2. Amy (my best friend and one of my roomates, for those of you who may not have had the pleasure to meet her) is now moving into my room. With me. Yep, it's really small. Nope, there is no possible way that we can fit all our stuff in there.
3. I got all my laundry back tonight. Yep, it was more than a week ago that I said it was imperative to get it done immediately. Nope, I'm not gonna tell you how I got by for another week, nor would I encourage you to use your imaginations.
4. The total laundry poundage count was 88. Yep, you read it right, 88 pounds. Nope, 88 pounds of freshly washed laundry does not make the fitting-everything-into-a-tiny-room situation any easier.

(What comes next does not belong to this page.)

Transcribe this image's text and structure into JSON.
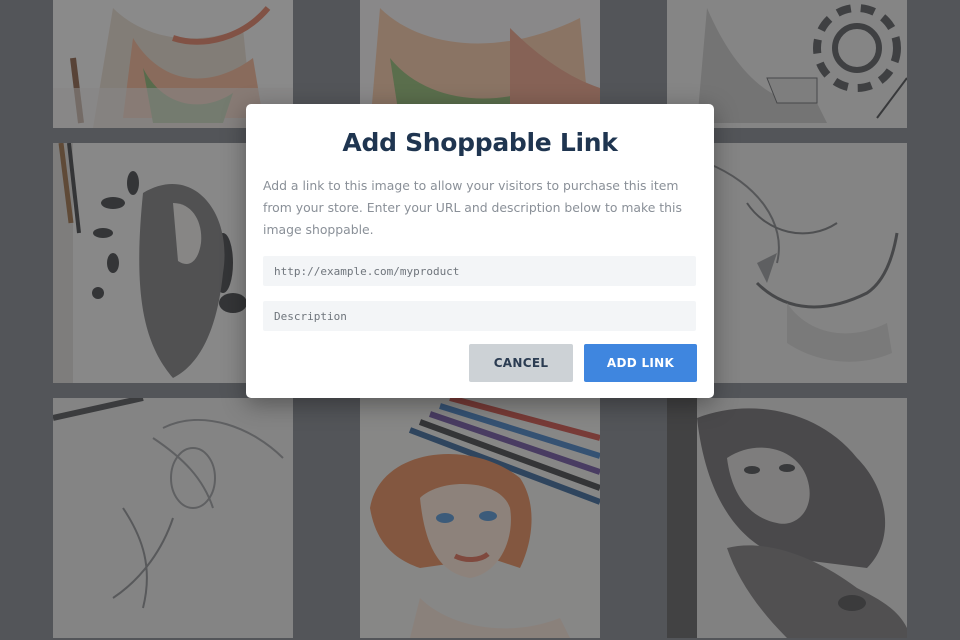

5. Even though I hate grocery shopping, and I have no money, and it takes me one million years to pick out what I'm gonna buy, I went to Market Street tonight. Yep, I got all the way through the line and realized I didn't have my wallet. Nope, the irony wasn't lost on me.
6. Today, one of my professors asked our entire class to write out what we thought the opposite sex wanted most in a relationship. Yep, most of the girls thought guys wanted to watch sports and have sex whenever they wanted. Nope, the guys didn't deny it, except for the one guy who threw out "Well, I don't like sports...."
7. I'm going to see Damien Rice at the Gypsy Tea Room on Friday the 28th. Yep, it's gonna be awesome, almost as awesome as the company I'll have. Nope, I have no doubt that the three of us will prove to be the lucky charm that makes great concerts incredible, just like the last one we all went to together.
8. I'm putting off the inevitable....I don't want to go back into that quickly-shrinking room and look at the mass of clothes, books, magazines, bedside tables, chairs, and beds that all somehow have to fit in a semi-organizational manner. Yep, you remembered correctly, I'm the girl who seems to repel all organization. Nope, I have not a clue why we ever thought this was gonna work.
How can you think I have time for 9 and 10 after reading all that? Give a girl a break.